LLMs can plan. They just can’t reliably recover.

A new benchmark, LLM-WikiRace reveals, the bottleneck is no longer knowledge. It’s adaptive planning.

The setup

  • Models must navigate from one Wikipedia page to another using only hyperlinks.
  • No global graph view.
  • 50 link options per step.
  • 30-step limit.
  • A real knowledge graph of 549,232 pages.

This is open-domain, partially observable planning; the kind real AI systems face.

What happens?

Easy paths (3–4 steps): Top models exceed 90%. Gemini 3 hits 95%.

Medium paths (5–6 steps): Performance drops to ~50–66%.

Hard paths (7–8 steps): Best model reaches 23%. Most fall below 20%.

No model crosses 25% on the hardest split.

Extend the horizon - performance collapses.

Knowledge helps - but only to a point. After that, planning and adaptive control dominate.

In one trace, a model correctly infers that the village “Sječevač” is in the Balkans. It navigates through Belgium → Serbia, confidently reasoning that it is heading toward the right region. The problem? The village is actually in Croatia.

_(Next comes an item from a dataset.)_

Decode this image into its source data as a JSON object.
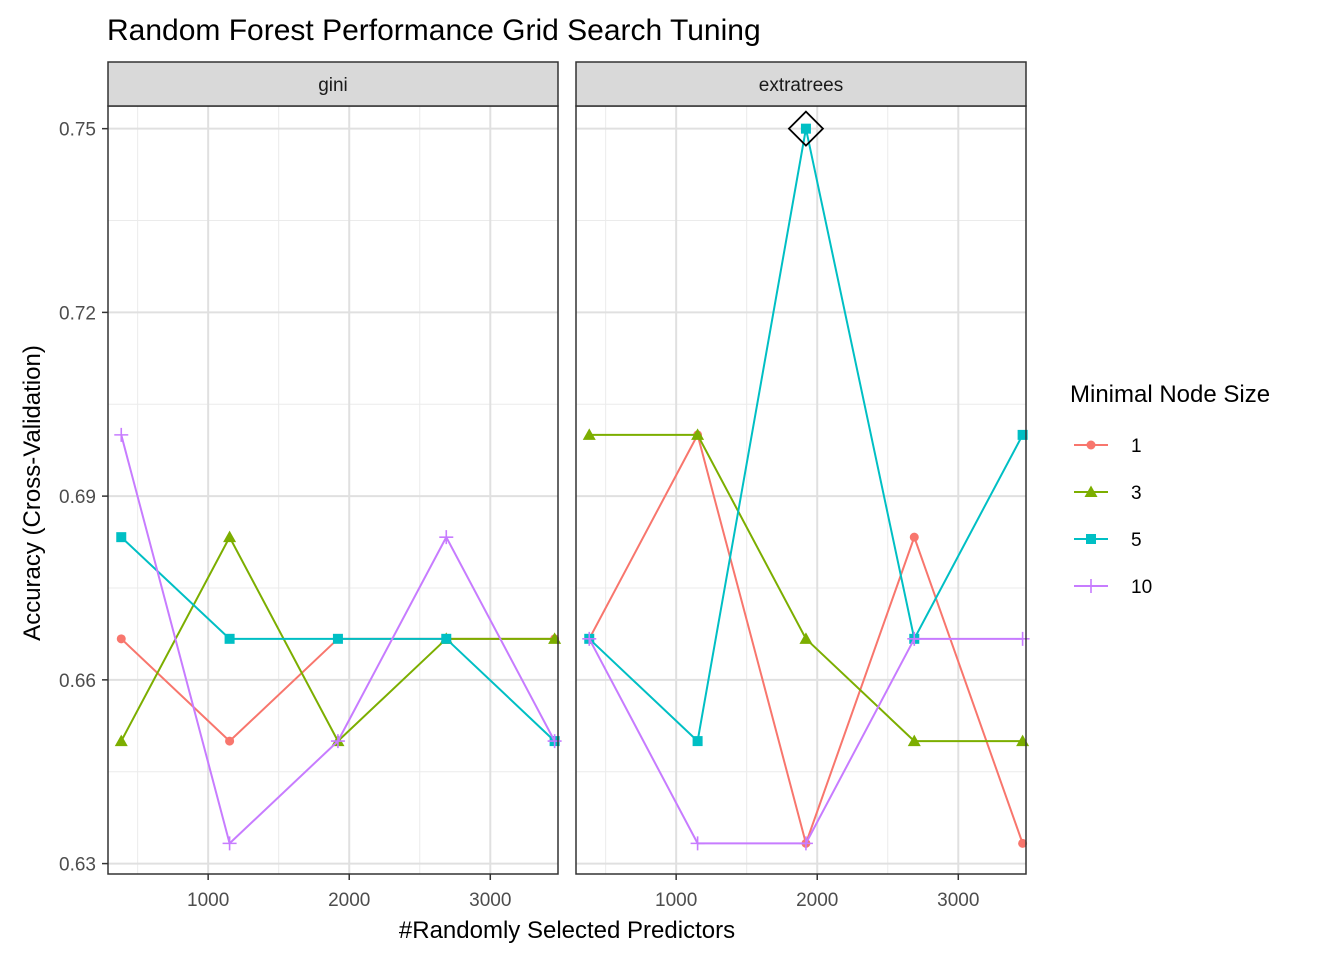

The model spends the rest of the episode circling Serbian cities before time runs out.

  • It knew geography.
  • It reasoned step by step.
  • It never corrected course.

That’s the Planning Gap.

The real failure mode: looping

On hard tasks:

  • Loop frequency >80%
  • Recovery rates near zero
  • Some pages revisited 6–7 times

There’s a strong negative correlation between looping and success.

Even more striking: models often recognize they are looping in their reasoning, and still fail to adapt.

Awareness ≠ correction.

What this reveals:

  • LLMs are strong at generating plans.
  • They often move toward broad “hub” pages to expand options.
  • They articulate forward-looking strategies.

But when a strategy fails, they struggle to pivot.

  • They recommit.
  • They oscillate.
  • They stay stuck.

Reinforcement fine-tuning dramatically improves easy tasks (22% → 67%).

It barely moves medium tasks. It does nothing for hard ones.

This benchmark mirrors:

  • Multi-step enterprise workflows
  • Legal reasoning chains
  • IT troubleshooting
  • Supply chain coordination
  • Autonomous agents in production

In all of these, initial planning is rarely the hardest part. Recovery is.

An AI that knows it is wrong — but cannot recover — is fragile.

Bottom line:

LLMs are brilliant short-horizon planners. They are not yet reliable long-horizon operators.

Reference: LLM-WikiRace Benchmark: How Far Can LLMs Plan over Real-World Knowledge Graphs?